Family Code §770 tells us that property acquired by a spouse by gift or inheritance is separate property, regardless of when it is acquired, i.e. before, during, or after marriage.
During divorce proceedings it is common to find that funds contributed by parents or other family members of a spouse to the acquisition of marital property during marriage that was understood to be a “gift” are later claimed to have been a “loan” during a divorce case (or vice versa).
Often discovery is required to determine the intent of the gift, ie to both or just to one spouse.
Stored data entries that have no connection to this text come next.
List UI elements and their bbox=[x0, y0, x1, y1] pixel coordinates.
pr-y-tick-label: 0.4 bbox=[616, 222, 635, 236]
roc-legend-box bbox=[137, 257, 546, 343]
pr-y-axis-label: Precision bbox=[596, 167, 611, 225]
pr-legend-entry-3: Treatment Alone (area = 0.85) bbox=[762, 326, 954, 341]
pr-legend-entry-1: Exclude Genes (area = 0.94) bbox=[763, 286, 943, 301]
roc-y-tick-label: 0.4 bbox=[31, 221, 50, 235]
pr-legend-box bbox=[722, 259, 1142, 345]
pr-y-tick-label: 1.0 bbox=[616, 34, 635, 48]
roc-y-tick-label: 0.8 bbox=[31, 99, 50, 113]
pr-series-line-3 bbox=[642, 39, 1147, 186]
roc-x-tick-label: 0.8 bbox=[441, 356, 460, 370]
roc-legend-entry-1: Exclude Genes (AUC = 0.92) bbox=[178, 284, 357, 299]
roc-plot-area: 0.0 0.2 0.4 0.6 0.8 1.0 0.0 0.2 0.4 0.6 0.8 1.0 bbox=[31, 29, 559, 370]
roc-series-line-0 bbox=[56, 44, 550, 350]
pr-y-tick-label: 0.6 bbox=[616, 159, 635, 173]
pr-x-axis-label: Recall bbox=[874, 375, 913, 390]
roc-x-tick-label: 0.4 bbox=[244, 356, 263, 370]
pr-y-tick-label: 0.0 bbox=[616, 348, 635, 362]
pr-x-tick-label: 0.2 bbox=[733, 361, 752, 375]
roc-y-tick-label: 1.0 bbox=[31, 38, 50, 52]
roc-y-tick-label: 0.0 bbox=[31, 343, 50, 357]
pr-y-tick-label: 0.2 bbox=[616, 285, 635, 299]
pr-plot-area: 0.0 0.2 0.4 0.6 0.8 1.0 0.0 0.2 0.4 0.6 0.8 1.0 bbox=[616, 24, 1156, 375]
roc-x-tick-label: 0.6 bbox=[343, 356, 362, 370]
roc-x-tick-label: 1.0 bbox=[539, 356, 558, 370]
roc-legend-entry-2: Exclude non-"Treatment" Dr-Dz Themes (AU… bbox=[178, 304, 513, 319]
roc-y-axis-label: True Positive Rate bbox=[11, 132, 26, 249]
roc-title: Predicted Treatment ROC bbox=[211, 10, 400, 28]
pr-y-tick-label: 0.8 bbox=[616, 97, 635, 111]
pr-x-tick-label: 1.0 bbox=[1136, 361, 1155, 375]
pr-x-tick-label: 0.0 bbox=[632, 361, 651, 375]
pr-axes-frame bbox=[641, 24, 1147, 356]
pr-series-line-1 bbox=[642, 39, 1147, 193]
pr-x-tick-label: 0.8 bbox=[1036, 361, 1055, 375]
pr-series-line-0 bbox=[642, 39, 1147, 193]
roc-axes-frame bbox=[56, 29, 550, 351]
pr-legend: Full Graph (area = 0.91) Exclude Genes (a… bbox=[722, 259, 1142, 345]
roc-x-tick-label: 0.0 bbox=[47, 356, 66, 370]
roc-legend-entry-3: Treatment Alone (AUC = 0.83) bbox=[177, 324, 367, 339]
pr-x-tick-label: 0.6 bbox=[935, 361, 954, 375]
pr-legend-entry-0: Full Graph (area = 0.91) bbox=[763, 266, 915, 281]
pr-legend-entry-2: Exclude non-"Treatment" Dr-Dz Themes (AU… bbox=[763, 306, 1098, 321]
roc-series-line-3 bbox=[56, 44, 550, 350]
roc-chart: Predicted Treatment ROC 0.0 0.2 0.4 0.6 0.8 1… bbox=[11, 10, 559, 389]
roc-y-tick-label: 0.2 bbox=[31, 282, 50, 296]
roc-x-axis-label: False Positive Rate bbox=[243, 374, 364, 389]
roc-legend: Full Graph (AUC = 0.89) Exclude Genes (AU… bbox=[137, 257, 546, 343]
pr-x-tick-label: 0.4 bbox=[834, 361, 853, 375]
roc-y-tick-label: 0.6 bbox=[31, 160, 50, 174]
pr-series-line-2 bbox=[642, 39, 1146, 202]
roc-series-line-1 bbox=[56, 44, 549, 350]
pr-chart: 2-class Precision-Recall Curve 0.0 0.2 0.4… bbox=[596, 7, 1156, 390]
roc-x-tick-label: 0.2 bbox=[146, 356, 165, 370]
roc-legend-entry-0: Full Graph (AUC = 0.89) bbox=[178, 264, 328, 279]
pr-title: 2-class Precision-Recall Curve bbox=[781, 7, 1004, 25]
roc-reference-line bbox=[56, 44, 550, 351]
We look at whether both parties’ names are on the check, letter, or loan documents (such as a check or promissory note), whether there is a writing that would satisfy the statute of frauds, whether there is a history of payments being made, and whether the purported debt is enforceable (e.g., that the statute of limitations has or has not run).
The Court’s decision will likely turn on the weight of the evidence, or if no exceptional evidence the stronger inference from the evidence that is available.
Interspousal Gifts as Transmutations
Either spouse can, by making a gift to the other, convert his or her separate property or interest in community property into the other spouse’s separate property. An interspousal gift made on or after 1/1/1985 may be deemed a transmutation if a writing sufficient to satisfy Family Code §852 accompanies the gift. Meaning, since 1985, large gifts between spouses need to be in writing; no more walking into court claiming he/she told me before bed one night that million dollar bank account they had before marriage is “ours.”
A writing is not required for interspousal gifts of clothing, wearing apparel, jewelry, or other tangible articles of a personal nature made on or after 1/1/1985; these are not deemed transmutations if they are insubstantial in value in light of the marriage circumstances and are primarily intended for recipient’s use pursuant to Family Code §852(c). Meaning, you don’t have to be formal for “insubstantial” (little) stuff; however, “insubstantial” can fluctuate between cases, meaning $5,000 earnings might be insubstantial to a couple who earns $1 million per year, but may be substantial to a sole breadwinner earning $50,000 per year.
An interesting case on this subject is Marriage of Steinberger (2001) 91 CA4th 1449, 1465. In this case, a valuable ring was gifted to a spouse with an accompanying card. The Court held that this ring was improperly characterized as the recipient’s separate property, because 1) the accompanying card was an insufficient writing that did not satisfy Family Code §852 and 2) the value of the ring was substantial.
Other examples of writings that courts found did not meet the requirements of Family Code §852 include:
- A partnership modification agreement that simply added wife’s name along with her husband’s as one-third partners was insufficiently clear to change the character of the husband’s existing separate property interest in the partnership when the modification lacked an express declaration that the characterization or ownership of the property was being changed [Marriage of Lafkas (2015) 237 CA4th 921, 940].
- Escrow instructions that required an equal division of the proceeds from the sale of a house was not sufficient to transmute community funds to separate when the couple reconciled before the close of escrow [Marriage of Leni (2006) 144 CA4th 1087].
- A couple’s transfer of property into a revocable trust, with a general assignment, in which the trust agreement had language indicating that the transferred property was community unless identified as separate (which the husband failed to do) was insufficient to constitute transmutation of the husband’s separate property to community [Marriage of Starkman (2005) 129 CA4th 659, 664].
- Documents transferring stock that lacked specific language directing a change in ownership or characterization of the stock resulted in no valid transmutation [Marriage of Barneson (1999) 69 CA4th 583, 593].
As you can see from these examples the courts take the requirement of there being documentary evidence of the intent to change separate property into community property (or vice versa).
Donative Intent and Presumption of Gift
To establish a gift, there must be not only delivery and acceptance but also an intention by the donor to make an unconditional gift. The recipient of the gift will bear the burden of establishing that a gift was intended pursuant. (Marriage of Frick (1986) 181 CA3d 997, 1015).
In some instances, however, there is a presumption of a gift, which shifts the burden of proof to the alleged donor. When, for example, one spouse uses separate or community funds to purchase property in the name of the other spouse alone, the presumption from the form of title applies, and the donor may rebut the presumption that the property is the other spouse’s separate property but only by evidence of a contrary agreement or understanding.
Gifts can be tricky business during a divorce or legal separation. This is especially true for gifts between spouses, which as you’ve see above carries a fairly strict requirement of having the intent put in writing to be effective. If you are contemplating a transaction of significance between spouses or are receiving a large gift from family members, possibly to purchase a home, its best to put in a writing everyone signs the intent of the transaction, or consult a competent family law attorney first.